C’est là qu’ils se présentent à M. Rachedi comme des « nazis » et qu’ils lui demandent ensuite leur avis de l’ex-Yougoslavie. Une question saugrenue à première vue mais qui est posée quatre jours après l’arrestation le 21 juillet, à Belgrade, de Radovan Karadzic, responsable du meurtre de milliers de Musulmans en Bosnie entre 1991 et 1995. Le ton est monté et s’ensuit le passage à tabac du chargé d’études statistiques : coups de poing, coups de pied sur tout le corps et la tête. Bilan : hématomes, plaies au crâne, pneumothorax (décollement du poumon), qui lui valent une incapacité totale de travail (ITT) de 21 jours.

Si le premier agresseur a vite été identifié, il faudra plus d’un an pour attraper le second. Tous deux sont jeunes mais ont un passé de violences derrière eux, surtout le premier, un gros bras militant dans des mouvements d’extrême droite.

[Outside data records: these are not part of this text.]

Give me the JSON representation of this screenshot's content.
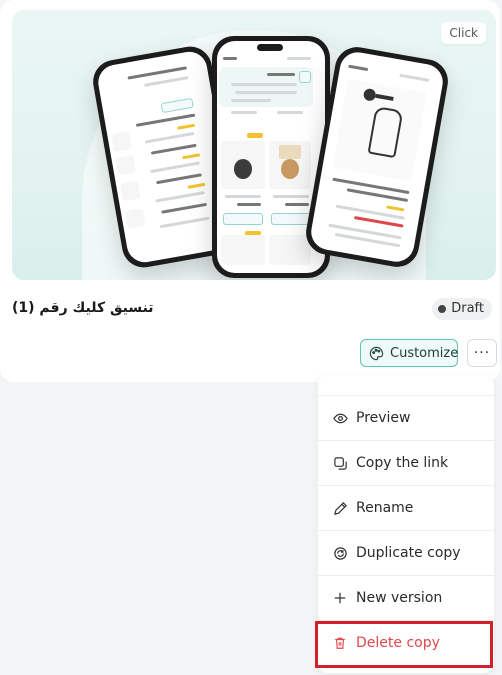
{
  "template_card": {
    "title": "تنسيق كليك رقم (1)",
    "status": "Draft",
    "preview_badge": "Click",
    "customize_label": "Customize",
    "more_label": "···"
  },
  "menu": {
    "items": [
      {
        "label": "Preview",
        "icon": "eye-icon"
      },
      {
        "label": "Copy the link",
        "icon": "copy-link-icon"
      },
      {
        "label": "Rename",
        "icon": "pencil-icon"
      },
      {
        "label": "Duplicate copy",
        "icon": "duplicate-icon"
      },
      {
        "label": "New version",
        "icon": "plus-icon"
      },
      {
        "label": "Delete copy",
        "icon": "trash-icon"
      }
    ]
  },
  "colors": {
    "accent": "#5ec3b9",
    "delete": "#e0474c",
    "highlight_box": "#d4202a"
  }
}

Malgré les preuves, M. Rachedi met plusieurs semaines à faire reconnaître le caractère raciste de son agression et à voir une requalification des chefs d’accusation qui n’a été possible, selon lui, qu’après « une pression médiatique exercée ». « J’aurais aimé que le parquet se rende compte par lui-même plutôt que d’avoir à donner des interviews au mois d’août 2008. Cet épisode me reste en travers de la gorge », nous déclare-t-il.

 

La lutte contre l’islamophobie institutionnelle

Accusés pour « violences aggravées en réunion en raison de l’appartenance à une religion », les deux prévenus, qui comparaissent libres, risquent jusqu’à sept ans de prison.

En théorie, car ils nient encore les faits qui leur sont reprochés. « C’est une stratégie de leur part et c’est bien joué car ils peuvent toujours compter sur l’islamophobie des institutions » et que la lutte contre ce racisme « ne fait pas partie des priorités politiques du moment », estime M. Rachedi.

Ce dernier, qui se dit « confus car confiant et méfiant » à la fois envers les institutions judiciaires à l’approche du procès, reste toutefois déterminé à plaider avec force sa cause pour exiger une peine maximale contre ses agresseurs ainsi que des indemnités pour les préjudices physiques et moraux subis, estimant avoir « perdu une certaine stabilité professionnelle et psychologique ».

Poussé par sa hiérarchie à la démission après l’agression, l’ex-chargé d’études statistiques a préféré déménager pour « changer d’environnement » et vaque depuis d’un contrat de travail à un autre. Trois ans après, M. Rachedi reste marqué par cette histoire, mais espère que son procès lui permettra de tourner une nouvelle page.